Long story short: Douglas soldiered on, imploring his constituents to remember the favors they had received from the Democratic Party—entree, for one thing, into the world's first mass middle class of factory workers. To no avail. Percy won in an upset. Pundits said it was because Percy's daughter had just been brutally murdered; it was a sympathy vote. But if people voted for Percy because he was a grieving father, the ratio of the sympathetic to the callous was suspiciously high in the Bungalow Belt neighborhoods where Martin Luther King had marched. A ward analysis demonstrated that in Chicago neighborhoods threatened by racial turnover, new Percy voters were enough to account for Douglas's 80 percent decline in the city since 1960. Pundits also pointed to people's unwillingness to vote for such an old man. But in the backlash wards younger Democrats declined almost as significantly.
No, it was voters like this, from 4315 W. Crystal:
A few years ago I had written you a letter stating how I and my family would welcome the opportunity to vote you in to the highest office in the land--The Presidency. Since that time however your support of the open occupancy bill has caused me to change my support of your candidacy for senator of Illinois, and believe me sir there are many more in my category who are changing in their support of you.
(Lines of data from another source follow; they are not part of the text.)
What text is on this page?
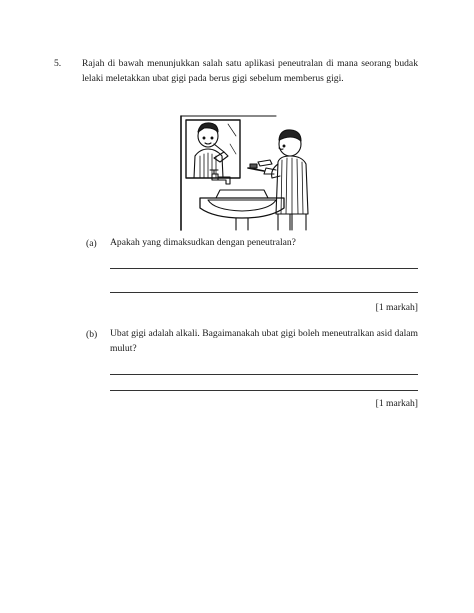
5. Rajah di bawah menunjukkan salah satu aplikasi peneutralan di mana seorang budak
lelaki meletakkan ubat gigi pada berus gigi sebelum memberus gigi.
(a) Apakah yang dimaksudkan dengan peneutralan?
[1 markah]
(b) Ubat gigi adalah alkali. Bagaimanakah ubat gigi boleh meneutralkan asid dalam
mulut?
[1 markah]
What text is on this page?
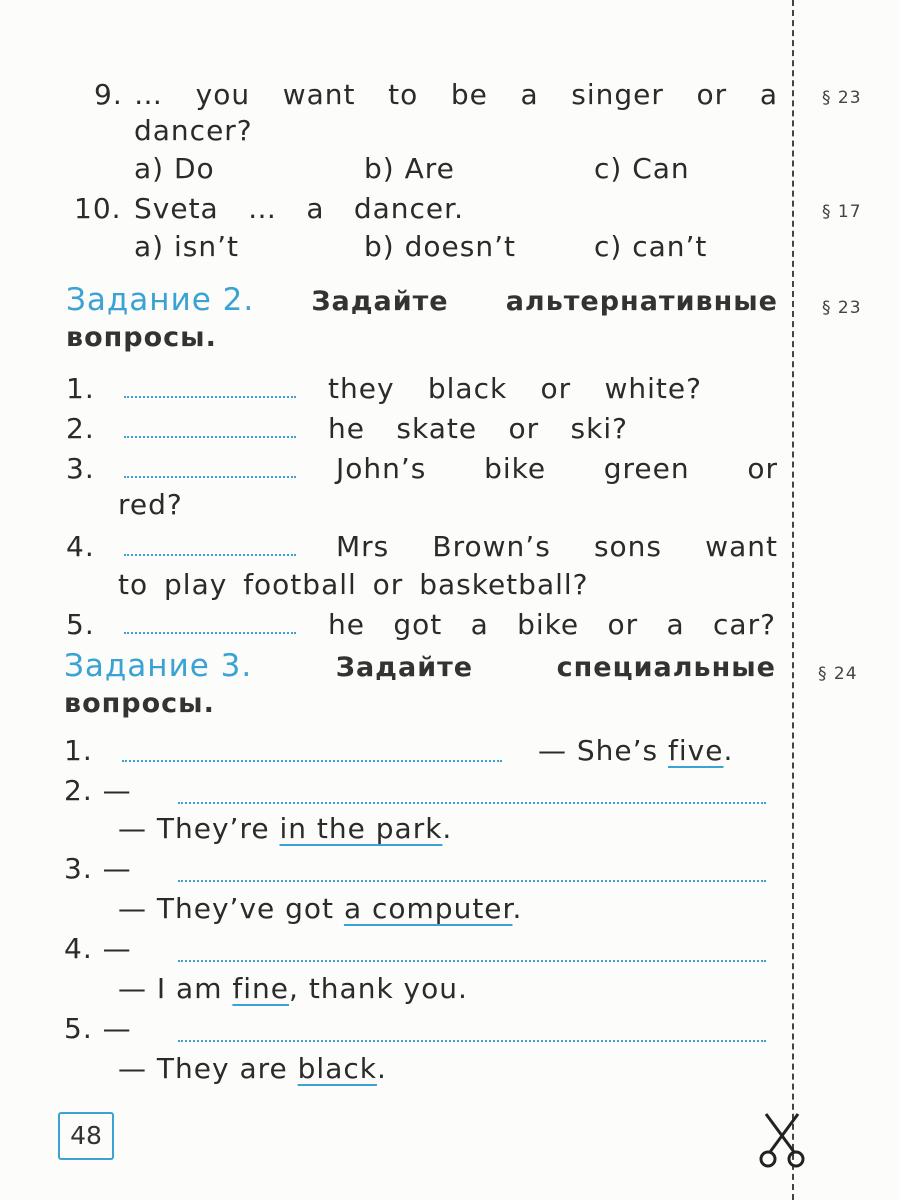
9. … you want to be a singer or a	§ 23
dancer?
a) Do	b) Are	c) Can
10. Sveta … a dancer.	§ 17
a) isn’t	b) doesn’t	c) can’t
Задание 2. Задайте альтернативные	§ 23
вопросы.
1.	they black or white?
2.	he skate or ski?
3.	John’s bike green or
red?
4.	Mrs Brown’s sons want
to play football or basketball?
5.	he got a bike or a car?
Задание 3.	Задайте	специальные § 24
вопросы.
1.	— She’s five.
2. —
— They’re in the park.
3. —
— They’ve got a computer.
4. —
— I am fine, thank you.
5. —
— They are black.
48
Here is the fundamental tragedy of the backlash: Voters like this empowered a party that decided they didn't need protection against predatory subprime mortgage fraud. Didn't need affordable, universal health insurance; made it easier for companies to rape their pensions; kept on going back to the well to destroy their Social Security; worked avidly to shred their union protections. Fought, in fact, every decent and wise social provision that made it possible in the first place for mere factory workers to live in glorious Chicago bungalows, or suburban homes, in the first place.
Now a black man from the city King visited in 1966 and called more hateful than Mississippi is running for president, fighting for all those things that made the mid-century American middle class the glory of world civilization, but which that middle class squandered out of the small-mindedness of backlash.
This post is for Chicago. This post is for America. This post is for our future. This post is for our history—that we may redeem it. This post is for a man who, had he walked down the wrong street in his own city 42 years ago, might well have been beaten to death.
This passage brought back to me a long suppressed memory: that when I was a boy growing up in Wisconsin, I was brought up to despise Richard Daley's Chicago. When my parents (who brought me up to be a non-knee-jerk liberal, and who gave volunteers for Gene McCarthy a place to sleep in our finished basement) introduced my brother and me to big cities, it was to New York and Boston (our roots) and Minneapolis that we went. I am pretty sure my first visit to the Art Institute came while I was in college, and I think the first time I heard the Chicago Symphony live was the summer before college (actually, I remember that quite well--James Levine conducted, Stephen Bishop played piano, Mozart K 467, Tchaikovsky 4).
Now Chicago is my favorite American city, in part because it seems so...diverse. And it is a place that has reinvented itself from being a manufacturing city to a business services center, and that has among the most diversified economies in the country. Somehow, when I think of Chicago now, I think only of the city that it has become, and of the city depicted in Bill Cronon's Nature's Metropolis and in Wytold Rybczynski's City Life.
But Rybczynski writes about how Chicago's reconstruction out of brilliant white stone after the Great Fire led it to be known as "White City." Unfortunately, until much too recently, many of its residents took that sobriquet all too literally.